Dialogare (voce composta dalle parole greche “dià” e “lògos”) significa “dibattere”, “avere un colloquio con qualcuno”.

Qual è il motivo che spinge le persone a dialogare fra loro? Quello di comunicare qualcosa, quello cioè di far “passare” (“dià” implica un passaggio, un movimento, dal momento che vuol dire “attraverso”) un “lògos” (un’idea, un ragionamento, un’opinione) fra chi dialoga.

Attenzione: perché ci sia dialogo, il passaggio delle idee, delle opinioni, deve essere bi (o multi) direzionale; l’unidirezionalità significa monologo.

Quello che a molti non è chiaro è che il passaggio di idee – e quindi il dialogo – presuppone necessariamente l’uso, da parte di tutti i dialoganti, di un linguaggio comune, vale a dire di un insieme di parole a ciascuna delle quali venga attribuito lo stesso senso.

Le parole che si utilizzano in un dialogo devono cioè significare la stessa cosa, tanto per chi parla quanto per chi ascolta.

Emblematico in tal senso è il linguaggio matematico: se due o più persone decidono di dialogare sulla geometria, è implicito che tutti attribuiranno lo stesso significato a termini quali “angolo retto”, “bisettrice”, “quadrato”, ecc. (non esiste la possibilità che qualcuno intenda per “bisettrice” qualcosa di diverso da “retta o semiretta che, passando per il vertice dell’angolo, lo divide in due parti uguali”).

Quello invece al quale ogni giorno ci capita di assistere – soprattutto alla TV – è un insieme confuso di affermazioni banali, prive di senso logico, ma soprattutto assolutamente inutili, dal momento che non danno vita ad alcun “passaggio”. Le parole vengono utilizzate al di fuori del loro reale significato e per di più ciascuno ne fa un uso personale.

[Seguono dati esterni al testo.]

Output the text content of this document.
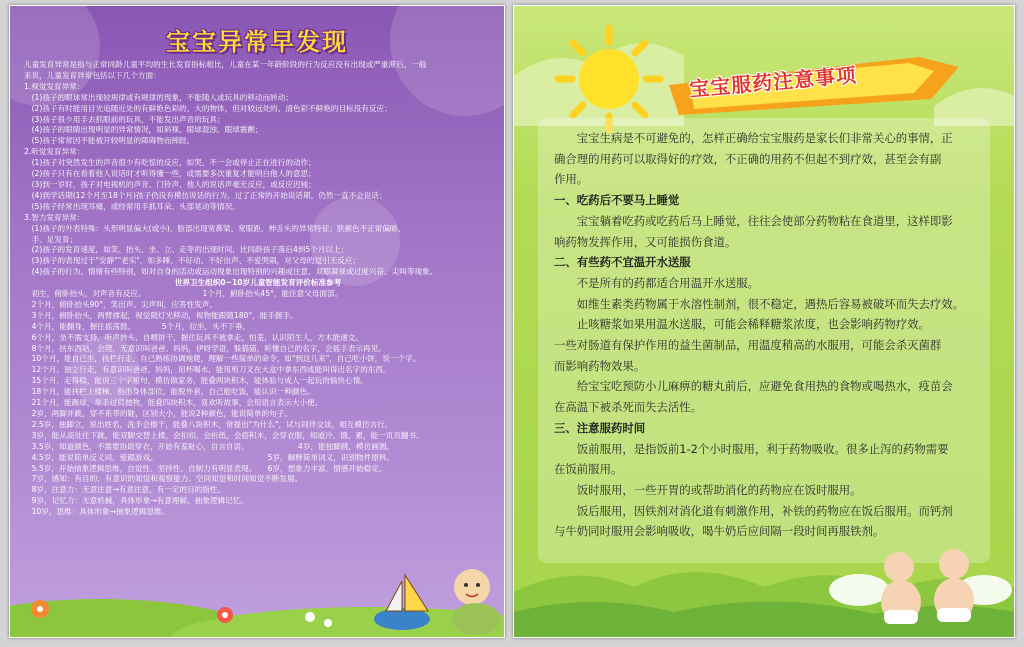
宝宝异常早发现

儿童发育异常是指与正常同龄儿童平均的生长发育指标相比，儿童在某一年龄阶段的行为反应没有出现或严重滞后。一般

来说，儿童发育异常包括以下几个方面：

1.视觉发育异常：

　(1)孩子的眼球常出现较规律或有规律的现象，不能随人或玩具的移动而转动；

　(2)孩子有时能用目光追随近处的有鲜艳色彩的、大的物体，但对较远处的、清色彩不鲜艳的目标没有反应；

　(3)孩子很少用手去抓眼前的玩具，不能发出声音的玩具；

　(4)孩子的眼睛出现明显的异常情况，如斜视、眼球混浊、眼球震颤；

　(5)孩子常常因不能被开较明显的障碍物而摔跤。

2.听觉发育异常：

　(1)孩子对突然发生的声音很少有吃惊的反应，如哭、不一会或停止正在进行的动作；

　(2)孩子只有在看着他人说话时才听得懂一些，或需要多次重复才能明白他人的意思；

　(3)到一岁时，孩子对电视机的声音、门铃声、他人的说话声毫无反应，或反应迟钝；

　(4)到学话期(12个月至18个月)孩子仍没有模仿说话的行为，过了正常的开始说话期，仍然一直不会说话；

　(5)孩子经常出现耳痛，或经常用手抓耳朵、头部晃动等情况。

3.智力发育异常：

　(1)孩子的外表特殊：头形明显偏大(或小)，脸部出现宽鼻梁、宽眼距、伸舌头的异常特征；肤颜色不正常偏暗、

　手、足发育；

　(2)孩子的发育速度，如笑、抬头、坐、立、走等的出现时间，比同龄孩子落后4到5个月以上；

　(3)孩子的表现过于"安静""老实"，如多睡、不好动、不好出声、不爱哭闹，对父母的逗引无反应；

　(4)孩子的行为、情绪有些特别，如对自身的活动或运动现象出现特别的兴趣或注意、双眼凝视或过度兴奋、尖叫等现象。

世界卫生组织0~10岁儿童智能发育评价标准参考

　初生，俯卧抬头，对声音有反应。　　　　　　　　1个月，俯卧抬头45°，能注意父母面部。

　2个月，俯卧抬头90°，笑出声、尖声叫，应答性发声。

　3个月，俯卧抬头，两臂撑起，视觉随灯光移动，视物能跟随180°，能手握手。

　4个月，能翻身，握住摇荡鼓。　　　　5个月，拉坐，头不下垂。

　6个月，坐不需支持，听声转头，自喂饼干，握住玩具不被拿走，怕羞，认识陌生人，方木能递交。

　8个月，扶东西站，会爬，无意识叫爸爸、妈妈，伊呀学语，躲猫猫，听懂自己的名字，会摇手表示再见。

　10个月，能自己坐，扶栏行走，自己熟练协调地爬，理解一些简单的命令，如"到这儿来"，自己吃小饼，说一个字。

　12个月，独立行走，有意识叫爸爸、妈妈，用杯喝水，能用剪刀叉在大盒中拿东西或能叫得出名字的东西。

　15个月，走得稳，能说三个字短句，模仿做家务，能叠两块积木，能体验与成人一起玩的愉快心情。

　18个月，能扶栏上楼梯，指出身体部位，能脱外套，自己能吃饭，能认识一种颜色。

　21个月，能踢球，举手过肩抛物，能叠四块积木，喜欢听故事，会用语言表示大小便。

　2岁，两脚并跳，穿不系带的鞋，区别大小，能说2种颜色，能说简单的句子。

　2.5岁，独脚立，说出姓名，洗手会擦干，能叠八块积木，常提出"为什么"，试与同伴交谈，相互模仿言行。

　3岁，能从高处往下跳，能双脚交替上楼，会扣扣，会折纸，会搭积木，会穿衣服，知道冷、饿、累，能一页页翻书。

　3.5岁，知道颜色，不需要协助穿衣，开始有羞耻心，自言自语。　　　　　　　4岁，能独脚跳，模仿画圆。

　4.5岁，能说简单反义词，爱跟游戏。　　　　　　　　　　　　　　　5岁，解释简单词义，识别物件原料。

　5.5岁，开始抽象逻辑思维，自觉性、坚持性、自制力有明显表现。　　6岁，想象力丰富，情感开始稳定。

　7岁，感知：有目的、有意识的知觉和观察能力。空间知觉和时间知觉不断发展。

　8岁，注意力：无意注意→有意注意，有一定的目的指性。

　9岁，记忆力：无意机械，具体形象→有意理解，抽象逻辑记忆。

　10岁，思维：具体形象→抽象逻辑思维。

宝宝服药注意事项

　　宝宝生病是不可避免的，怎样正确给宝宝服药是家长们非常关心的事情，正

确合理的用药可以取得好的疗效，不正确的用药不但起不到疗效，甚至会有副

作用。

一、吃药后不要马上睡觉

　　宝宝躺着吃药或吃药后马上睡觉，往往会使部分药物粘在食道里，这样即影

响药物发挥作用，又可能损伤食道。

二、有些药不宜温开水送服

　　不是所有的药都适合用温开水送服。

　　如维生素类药物属于水溶性制剂，很不稳定，遇热后容易被破坏而失去疗效。

　　止咳糖浆如果用温水送服，可能会稀释糖浆浓度，也会影响药物疗效。

一些对肠道有保护作用的益生菌制品，用温度稍高的水服用，可能会杀灭菌群

而影响药物效果。

　　给宝宝吃预防小儿麻痹的糖丸前后，应避免食用热的食物或喝热水，疫苗会

在高温下被杀死而失去活性。

三、注意服药时间

　　饭前服用，是指饭前1-2个小时服用，利于药物吸收。很多止泻的药物需要

在饭前服用。

　　饭时服用，一些开胃的或帮助消化的药物应在饭时服用。

　　饭后服用，因铁剂对消化道有刺激作用，补铁的药物应在饭后服用。而钙剂

与牛奶同时服用会影响吸收，喝牛奶后应间隔一段时间再服铁剂。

Altra condizione che deve essere soddisfatta perché un dialogo sia tale è quella che tutti i dialoganti possano esprimere liberamente la loro opinione, senza che vi siano pregiudizi di sorta e senza che il dialogo si trasformi in un monologo.

A proposito della differenza fra dialogo e monologo, mi viene in mente quella famosa scenetta televisiva interpretata da Franco Franchi e Ciccio Ingrassia, nella quale Franco – ritenuto pazzo perché affermava di parlare con in morti – viene visitato dal medico Ciccio.

La scenetta va avanti fino a quando Ciccio pone a Franco la domanda chiave: “Mi dica, cosa le dicevano i morti quando lei parlava con loro?”.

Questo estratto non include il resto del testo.